In [6]:
import numpy as np
import pandas as pd
import statsmodels.api as sm
import matplotlib.pyplot as plt
from patsy import dmatrices
from sklearn.linear_model import LogisticRegression
from sklearn.cross_validation import train_test_split
from sklearn import metrics
from sklearn.cross_validation import cross_val_score
dta = sm.datasets.fair.load_pandas().data

# add "affair" column: 1 represents having affairs, 0 represents not
dta['affair'] = (dta.affairs > 0).astype(int)
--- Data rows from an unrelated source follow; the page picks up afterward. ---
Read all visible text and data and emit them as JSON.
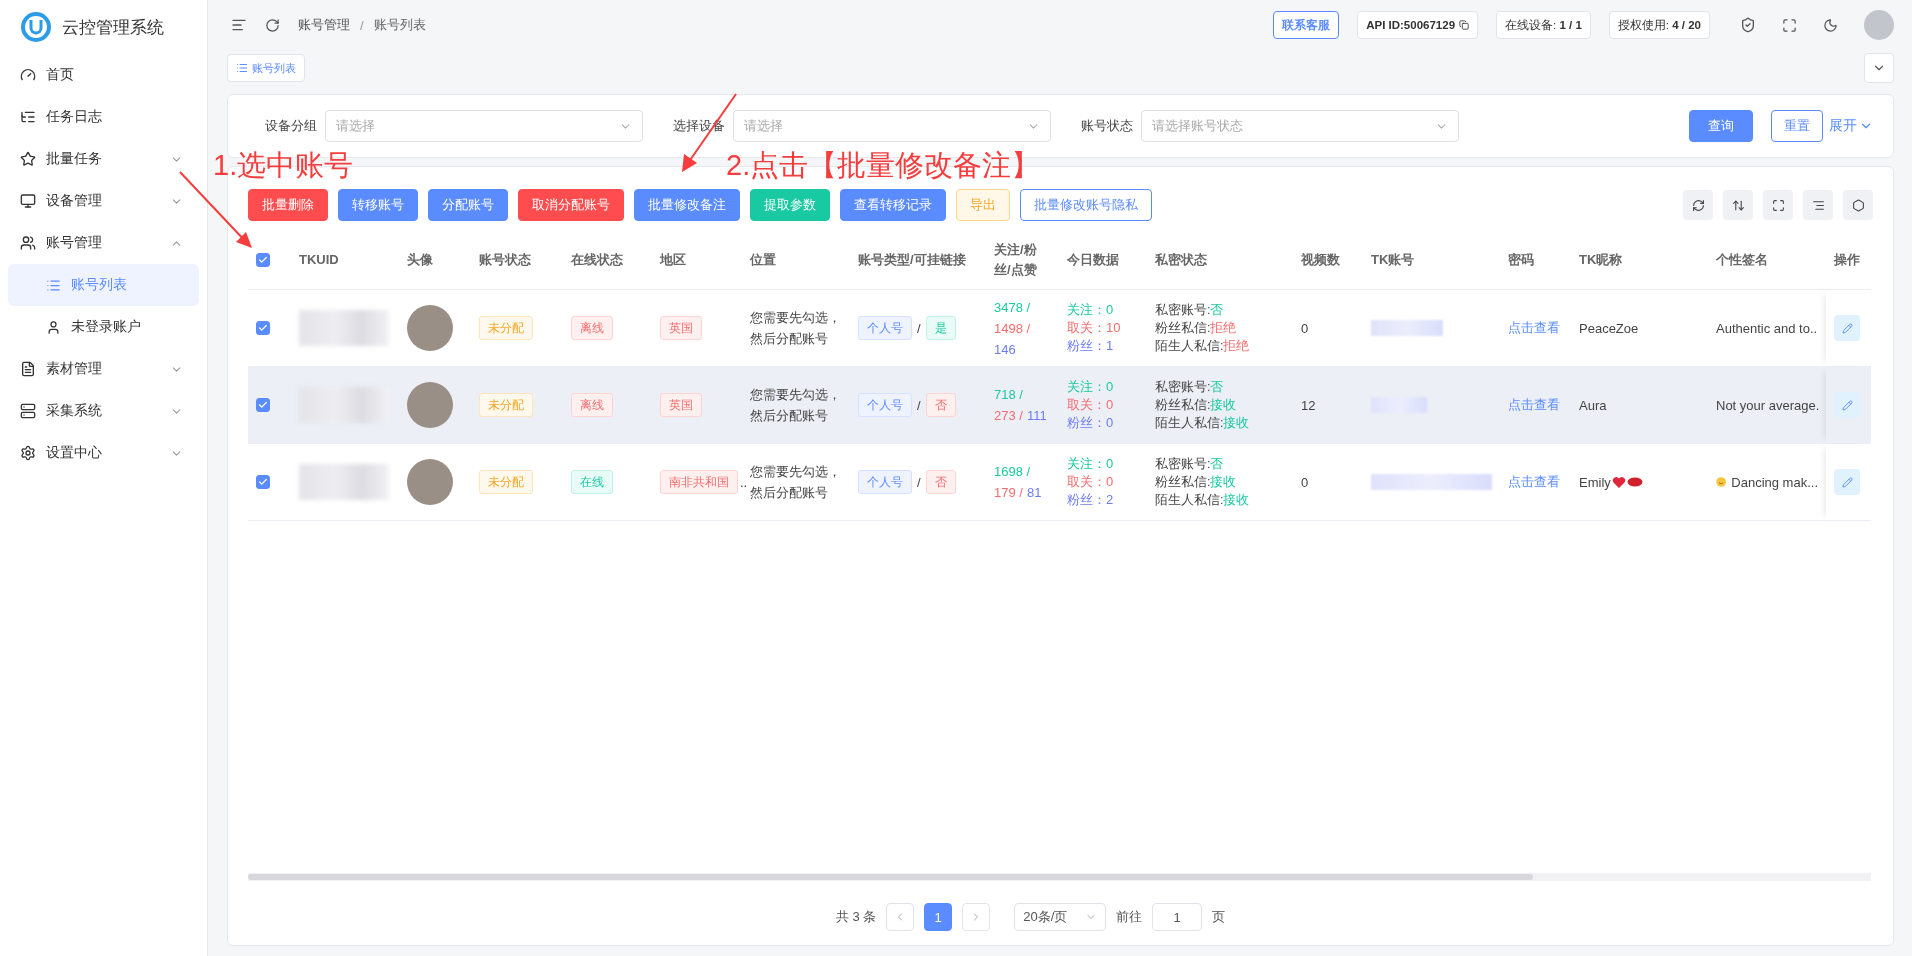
{
  "app": {
    "title": "云控管理系统"
  },
  "sidebar": {
    "items": [
      {
        "label": "首页",
        "kind": "link",
        "selected": false
      },
      {
        "label": "任务日志",
        "kind": "link",
        "selected": false
      },
      {
        "label": "批量任务",
        "kind": "group",
        "expanded": false,
        "selected": false
      },
      {
        "label": "设备管理",
        "kind": "group",
        "expanded": false,
        "selected": false
      },
      {
        "label": "账号管理",
        "kind": "group",
        "expanded": true,
        "selected": false,
        "children": [
          {
            "label": "账号列表",
            "selected": true
          },
          {
            "label": "未登录账户",
            "selected": false
          }
        ]
      },
      {
        "label": "素材管理",
        "kind": "group",
        "expanded": false,
        "selected": false
      },
      {
        "label": "采集系统",
        "kind": "group",
        "expanded": false,
        "selected": false
      },
      {
        "label": "设置中心",
        "kind": "group",
        "expanded": false,
        "selected": false
      }
    ]
  },
  "header": {
    "breadcrumb": [
      "账号管理",
      "账号列表"
    ],
    "breadcrumb_separator": "/",
    "contact": "联系客服",
    "api_id": "API ID:50067129",
    "online_devices": "在线设备: **1 / 1**",
    "license": "授权使用: **4 / 20**"
  },
  "tabs": [
    {
      "label": "账号列表",
      "selected": true
    }
  ],
  "filters": [
    {
      "label": "设备分组",
      "placeholder": "请选择"
    },
    {
      "label": "选择设备",
      "placeholder": "请选择"
    },
    {
      "label": "账号状态",
      "placeholder": "请选择账号状态"
    }
  ],
  "filter_actions": {
    "query": "查询",
    "reset": "重置",
    "expand": "展开"
  },
  "toolbar": [
    {
      "label": "批量删除",
      "kind": "danger"
    },
    {
      "label": "转移账号",
      "kind": "primary"
    },
    {
      "label": "分配账号",
      "kind": "primary"
    },
    {
      "label": "取消分配账号",
      "kind": "danger"
    },
    {
      "label": "批量修改备注",
      "kind": "primary"
    },
    {
      "label": "提取参数",
      "kind": "success"
    },
    {
      "label": "查看转移记录",
      "kind": "primary"
    },
    {
      "label": "导出",
      "kind": "warning"
    },
    {
      "label": "批量修改账号隐私",
      "kind": "outline"
    }
  ],
  "table": {
    "header_checked": true,
    "columns": [
      "TKUID",
      "头像",
      "账号状态",
      "在线状态",
      "地区",
      "位置",
      "账号类型/可挂链接",
      "关注/粉丝/点赞",
      "今日数据",
      "私密状态",
      "视频数",
      "TK账号",
      "密码",
      "TK昵称",
      "个性签名",
      "操作"
    ],
    "rows": [
      {
        "selected": true,
        "hovered": false,
        "account_status": "未分配",
        "online": {
          "text": "离线",
          "kind": "offline"
        },
        "region": "英国",
        "location": "您需要先勾选，然后分配账号",
        "type": "个人号",
        "type_separator": "/",
        "link": {
          "text": "是",
          "kind": "yes"
        },
        "stats": [
          "3478 /",
          "1498 /",
          "146"
        ],
        "today": [
          "关注：0",
          "取关：10",
          "粉丝：1"
        ],
        "privacy": [
          {
            "label": "私密账号:",
            "value": "否",
            "kind": "ok"
          },
          {
            "label": "粉丝私信:",
            "value": "拒绝",
            "kind": "bad"
          },
          {
            "label": "陌生人私信:",
            "value": "拒绝",
            "kind": "bad"
          }
        ],
        "videos": "0",
        "password": "点击查看",
        "nickname": "PeaceZoe",
        "signature": "Authentic and to.."
      },
      {
        "selected": true,
        "hovered": true,
        "account_status": "未分配",
        "online": {
          "text": "离线",
          "kind": "offline"
        },
        "region": "英国",
        "location": "您需要先勾选，然后分配账号",
        "type": "个人号",
        "type_separator": "/",
        "link": {
          "text": "否",
          "kind": "no"
        },
        "stats": [
          "718 /",
          "273 /",
          "111"
        ],
        "today": [
          "关注：0",
          "取关：0",
          "粉丝：0"
        ],
        "privacy": [
          {
            "label": "私密账号:",
            "value": "否",
            "kind": "ok"
          },
          {
            "label": "粉丝私信:",
            "value": "接收",
            "kind": "ok"
          },
          {
            "label": "陌生人私信:",
            "value": "接收",
            "kind": "ok"
          }
        ],
        "videos": "12",
        "password": "点击查看",
        "nickname": "Aura",
        "signature": "Not your average."
      },
      {
        "selected": true,
        "hovered": false,
        "account_status": "未分配",
        "online": {
          "text": "在线",
          "kind": "online"
        },
        "region": "南非共和国",
        "region_overflow": "..",
        "location": "您需要先勾选，然后分配账号",
        "type": "个人号",
        "type_separator": "/",
        "link": {
          "text": "否",
          "kind": "no"
        },
        "stats": [
          "1698 /",
          "179 /",
          "81"
        ],
        "today": [
          "关注：0",
          "取关：0",
          "粉丝：2"
        ],
        "privacy": [
          {
            "label": "私密账号:",
            "value": "否",
            "kind": "ok"
          },
          {
            "label": "粉丝私信:",
            "value": "接收",
            "kind": "ok"
          },
          {
            "label": "陌生人私信:",
            "value": "接收",
            "kind": "ok"
          }
        ],
        "videos": "0",
        "password": "点击查看",
        "nickname": "Emily",
        "nickname_icons": [
          {
            "kind": "heart"
          },
          {
            "kind": "lips"
          }
        ],
        "signature_icon": {
          "kind": "smile"
        },
        "signature": "Dancing mak..."
      }
    ]
  },
  "pagination": {
    "total": "共 3 条",
    "pages": [
      {
        "label": "1",
        "selected": true
      }
    ],
    "page_size": "20条/页",
    "goto": "前往",
    "goto_value": "1",
    "unit": "页"
  },
  "annotations": [
    {
      "text": "1.选中账号"
    },
    {
      "text": "2.点击【批量修改备注】"
    }
  ]
}
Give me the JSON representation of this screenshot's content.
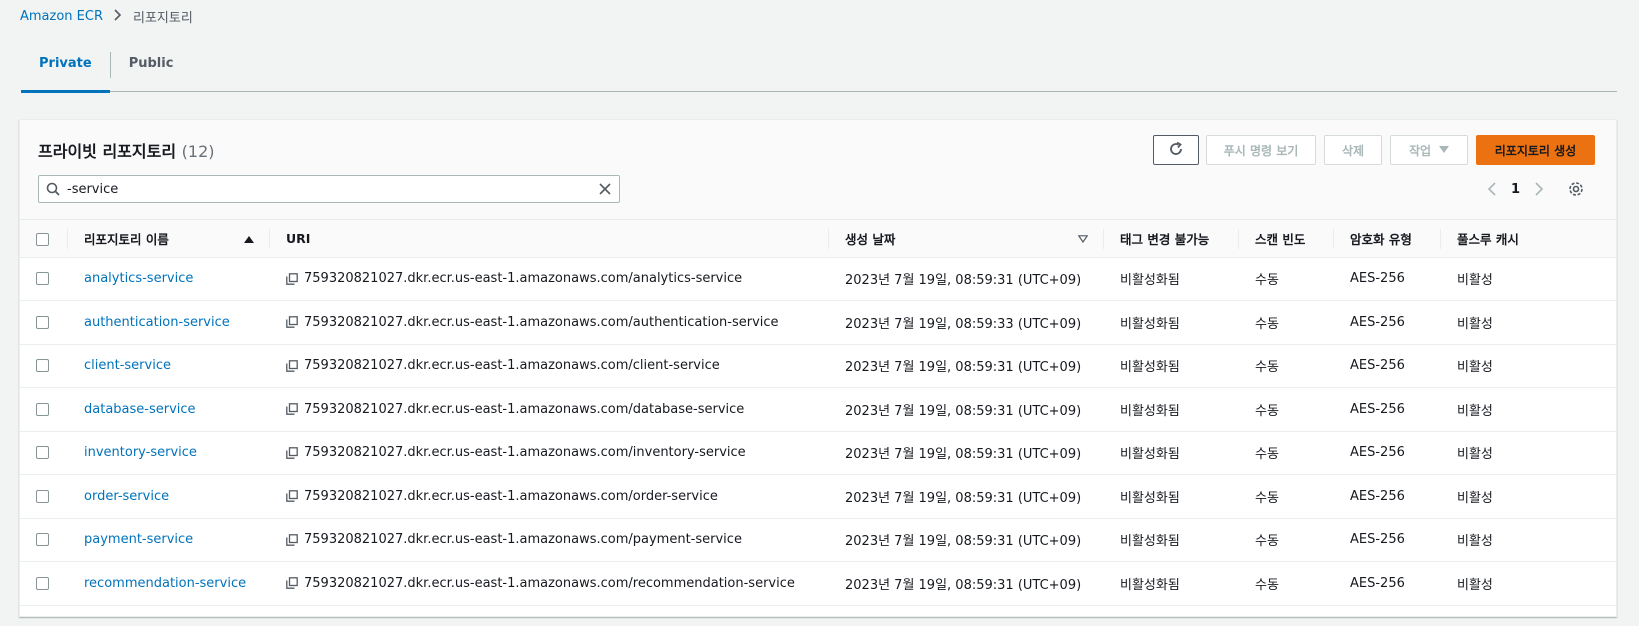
{
  "breadcrumb": {
    "root": "Amazon ECR",
    "separator": ">",
    "current": "리포지토리"
  },
  "tabs": [
    {
      "label": "Private",
      "active": true
    },
    {
      "label": "Public",
      "active": false
    }
  ],
  "panel": {
    "title": "프라이빗 리포지토리",
    "count": "(12)"
  },
  "toolbar": {
    "push_label": "푸시 명령 보기",
    "delete_label": "삭제",
    "actions_label": "작업",
    "create_label": "리포지토리 생성"
  },
  "search": {
    "value": "-service"
  },
  "pagination": {
    "page": "1"
  },
  "columns": {
    "name": "리포지토리 이름",
    "uri": "URI",
    "created": "생성 날짜",
    "tag_immutability": "태그 변경 불가능",
    "scan_frequency": "스캔 빈도",
    "encryption": "암호화 유형",
    "pull_through_cache": "풀스루 캐시"
  },
  "rows": [
    {
      "name": "analytics-service",
      "uri": "759320821027.dkr.ecr.us-east-1.amazonaws.com/analytics-service",
      "created": "2023년 7월 19일, 08:59:31 (UTC+09)",
      "tag": "비활성화됨",
      "scan": "수동",
      "enc": "AES-256",
      "cache": "비활성"
    },
    {
      "name": "authentication-service",
      "uri": "759320821027.dkr.ecr.us-east-1.amazonaws.com/authentication-service",
      "created": "2023년 7월 19일, 08:59:33 (UTC+09)",
      "tag": "비활성화됨",
      "scan": "수동",
      "enc": "AES-256",
      "cache": "비활성"
    },
    {
      "name": "client-service",
      "uri": "759320821027.dkr.ecr.us-east-1.amazonaws.com/client-service",
      "created": "2023년 7월 19일, 08:59:31 (UTC+09)",
      "tag": "비활성화됨",
      "scan": "수동",
      "enc": "AES-256",
      "cache": "비활성"
    },
    {
      "name": "database-service",
      "uri": "759320821027.dkr.ecr.us-east-1.amazonaws.com/database-service",
      "created": "2023년 7월 19일, 08:59:31 (UTC+09)",
      "tag": "비활성화됨",
      "scan": "수동",
      "enc": "AES-256",
      "cache": "비활성"
    },
    {
      "name": "inventory-service",
      "uri": "759320821027.dkr.ecr.us-east-1.amazonaws.com/inventory-service",
      "created": "2023년 7월 19일, 08:59:31 (UTC+09)",
      "tag": "비활성화됨",
      "scan": "수동",
      "enc": "AES-256",
      "cache": "비활성"
    },
    {
      "name": "order-service",
      "uri": "759320821027.dkr.ecr.us-east-1.amazonaws.com/order-service",
      "created": "2023년 7월 19일, 08:59:31 (UTC+09)",
      "tag": "비활성화됨",
      "scan": "수동",
      "enc": "AES-256",
      "cache": "비활성"
    },
    {
      "name": "payment-service",
      "uri": "759320821027.dkr.ecr.us-east-1.amazonaws.com/payment-service",
      "created": "2023년 7월 19일, 08:59:31 (UTC+09)",
      "tag": "비활성화됨",
      "scan": "수동",
      "enc": "AES-256",
      "cache": "비활성"
    },
    {
      "name": "recommendation-service",
      "uri": "759320821027.dkr.ecr.us-east-1.amazonaws.com/recommendation-service",
      "created": "2023년 7월 19일, 08:59:31 (UTC+09)",
      "tag": "비활성화됨",
      "scan": "수동",
      "enc": "AES-256",
      "cache": "비활성"
    }
  ],
  "colors": {
    "link": "#0073bb",
    "primary_button": "#ec7211",
    "page_bg": "#f2f3f3"
  }
}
# Create DF with a intercept coulmn and dummy variables for occupation and occupation_husb
y, X = dmatrices('affair ~ rate_marriage + age + yrs_married + children + \
religious + educ + C(occupation) + C(occupation_husb)',
dta, return_type="dataframe")

# Fix the column name
X = X.rename(columns = {'C(occupation)[T.2.0]':'occ_2',
'C(occupation)[T.3.0]':'occ_3',
'C(occupation)[T.4.0]':'occ_4',
'C(occupation)[T.5.0]':'occ_5',
'C(occupation)[T.6.0]':'occ_6',
'C(occupation_husb)[T.2.0]':'occ_husb_2',
'C(occupation_husb)[T.3.0]':'occ_husb_3',
'C(occupation_husb)[T.4.0]':'occ_husb_4',
'C(occupation_husb)[T.5.0]':'occ_husb_5',
'C(occupation_husb)[T.6.0]':'occ_husb_6'})

# Flatten y into 1-D array
y = np.ravel(y)

#Split the whole data in train and test in ratio 80:20
X_train, X_test, y_train, y_test = train_test_split(X, y, test_size=0.2, random_state=0)

# Lets apply Logistic regression and see the accuracy
regression = LogisticRegression()
regression.fit(X_train,y_train)

y_prd = regression.predict(X_test)


# Check the accuracy
acc = regression.score(X_test,y_test)

print("We are able to calculate the affair with {:.5}% accuracy by doing simple split of data set." \
              .format(acc*100))

# Let's try to do the same with cross validation of 15 folds
crs_vl = cross_val_score(LogisticRegression(), X, y, scoring='accuracy', cv=15)

print("We are able to calculate the affair with {:.5}% accuracy by doing cross validation with 15 fold of data set." \
              .format(crs_vl.mean() * 100))



We are able to calculate the affair with 74.254% accuracy by doing simple split of data set.
We are able to calculate the affair with 72.371% accuracy by doing cross validation with 15 fold of data set.